NGC 2814 It is located approximately 85 million light years from Earth in the constellation Ursa Major.
Also known as IRAS 09170+6428, LEDA 26469 or UGC 4952, this galaxy was discovered by the German-British astronomer William Herschel on April 3, 1791
“NGC 2814 has three close galactic neighbors: a sideways spiral galaxy known as NGC 2820; an irregular galaxy called IC 2458; and an unbarred spiral galaxy called NGC 2805,” the Hubble astronomers said.
“Together, the four galaxies form a galaxy group known as Holmberg 124.”
“In some literature, these galaxies are called a group of ‘late-type galaxies,'” they added.
“The terminology ‘late type’ refers to spiral and irregular galaxies, while ‘early type’ refers to elliptical galaxies.”
“This rather confusing terminology has led to a common misconception within the astronomical community.”
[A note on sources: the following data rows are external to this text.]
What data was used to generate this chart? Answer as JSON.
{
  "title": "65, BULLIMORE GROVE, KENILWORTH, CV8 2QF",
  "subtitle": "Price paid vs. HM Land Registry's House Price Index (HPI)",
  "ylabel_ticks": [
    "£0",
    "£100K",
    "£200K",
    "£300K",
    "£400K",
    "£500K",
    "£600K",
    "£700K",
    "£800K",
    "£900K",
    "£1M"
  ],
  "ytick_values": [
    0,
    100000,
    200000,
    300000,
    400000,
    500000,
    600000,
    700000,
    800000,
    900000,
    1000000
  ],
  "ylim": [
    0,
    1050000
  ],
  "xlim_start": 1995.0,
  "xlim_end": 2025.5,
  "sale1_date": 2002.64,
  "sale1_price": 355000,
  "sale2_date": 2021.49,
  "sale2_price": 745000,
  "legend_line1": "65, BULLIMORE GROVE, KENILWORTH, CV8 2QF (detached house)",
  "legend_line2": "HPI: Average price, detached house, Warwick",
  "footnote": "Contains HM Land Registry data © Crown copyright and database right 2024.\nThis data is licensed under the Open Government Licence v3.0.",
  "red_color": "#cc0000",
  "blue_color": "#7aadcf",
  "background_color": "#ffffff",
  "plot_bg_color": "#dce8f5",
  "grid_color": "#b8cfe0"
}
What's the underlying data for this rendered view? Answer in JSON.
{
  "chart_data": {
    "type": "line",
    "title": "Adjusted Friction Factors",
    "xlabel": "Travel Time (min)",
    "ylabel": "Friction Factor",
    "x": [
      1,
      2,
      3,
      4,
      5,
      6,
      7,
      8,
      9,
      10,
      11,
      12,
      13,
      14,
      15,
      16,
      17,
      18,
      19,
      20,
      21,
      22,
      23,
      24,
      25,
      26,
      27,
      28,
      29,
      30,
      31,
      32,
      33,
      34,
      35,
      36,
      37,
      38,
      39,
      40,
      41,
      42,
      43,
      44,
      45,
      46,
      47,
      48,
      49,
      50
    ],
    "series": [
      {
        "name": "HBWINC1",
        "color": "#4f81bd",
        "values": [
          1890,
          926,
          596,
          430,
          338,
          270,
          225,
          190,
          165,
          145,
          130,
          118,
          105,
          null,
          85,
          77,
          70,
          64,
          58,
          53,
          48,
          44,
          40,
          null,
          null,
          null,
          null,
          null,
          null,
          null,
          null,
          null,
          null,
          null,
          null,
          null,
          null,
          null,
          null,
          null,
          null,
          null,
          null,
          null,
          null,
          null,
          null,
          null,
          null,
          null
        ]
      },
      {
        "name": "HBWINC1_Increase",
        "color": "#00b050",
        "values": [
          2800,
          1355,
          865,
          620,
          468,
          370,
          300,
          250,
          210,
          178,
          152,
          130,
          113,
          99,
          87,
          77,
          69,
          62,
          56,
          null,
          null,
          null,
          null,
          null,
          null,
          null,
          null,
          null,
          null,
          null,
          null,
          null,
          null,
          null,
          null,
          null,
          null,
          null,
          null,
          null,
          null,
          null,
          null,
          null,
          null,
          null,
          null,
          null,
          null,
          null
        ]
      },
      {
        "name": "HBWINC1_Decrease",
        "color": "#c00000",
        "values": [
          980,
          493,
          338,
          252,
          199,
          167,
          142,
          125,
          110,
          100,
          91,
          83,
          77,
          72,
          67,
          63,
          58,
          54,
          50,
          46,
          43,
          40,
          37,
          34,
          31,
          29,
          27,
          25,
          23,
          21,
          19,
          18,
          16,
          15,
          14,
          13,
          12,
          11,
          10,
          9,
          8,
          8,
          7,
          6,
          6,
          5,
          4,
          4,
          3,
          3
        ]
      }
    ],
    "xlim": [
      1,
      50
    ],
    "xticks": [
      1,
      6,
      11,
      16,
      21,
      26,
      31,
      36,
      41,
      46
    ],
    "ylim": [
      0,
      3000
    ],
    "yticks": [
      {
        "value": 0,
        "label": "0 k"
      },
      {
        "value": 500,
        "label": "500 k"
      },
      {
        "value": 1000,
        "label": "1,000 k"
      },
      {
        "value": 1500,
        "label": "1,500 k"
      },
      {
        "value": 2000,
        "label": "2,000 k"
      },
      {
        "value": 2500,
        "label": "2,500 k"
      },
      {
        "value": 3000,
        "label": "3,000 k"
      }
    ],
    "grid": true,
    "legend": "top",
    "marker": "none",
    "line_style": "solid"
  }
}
“It is still widely believed that Edwin Hubble mistakenly thought that elliptical galaxies were the evolutionary precursors of spiral and irregular galaxies, and that this is the reason why ellipticals are classified as ‘early type’ and spirals and irregulars are classified as classified as ‘late’. -guy’.”
“This misconception is due to Hubble’s galactic classification ‘tuning fork’, which visually displays galaxy types ranging from ellipticals to spirals, in a sequence that could easily be interpreted as a temporal evolution.”
“However, Hubble actually adopted the terms ‘early type’ and ‘late type’ from much older astronomical terminology for stellar classifications, and did not want to claim that ellipticals were literally evolutionary precursors to spiral and irregular galaxies.”
“In fact, he explicitly said in his 1927 article that ‘the nomenclature… (early and late)… refers to position in the sequence, and temporal connotations are made at your own risk.'”
“Although Hubble himself was quite emphatic on this issue, the misunderstanding persists almost a hundred years later, and perhaps provides an instructive example of why it is useful to classify things with easy-to-interpret terminology from the beginning.”
The new color image of NGC 2814 is composed of observations from Hubble’s advanced camera for surveys (ACS) in the optical and near-infrared parts of the spectrum.
Two filters were used to sample various wavelengths. Color results from assigning different tones to each monochrome image associated with an individual filter.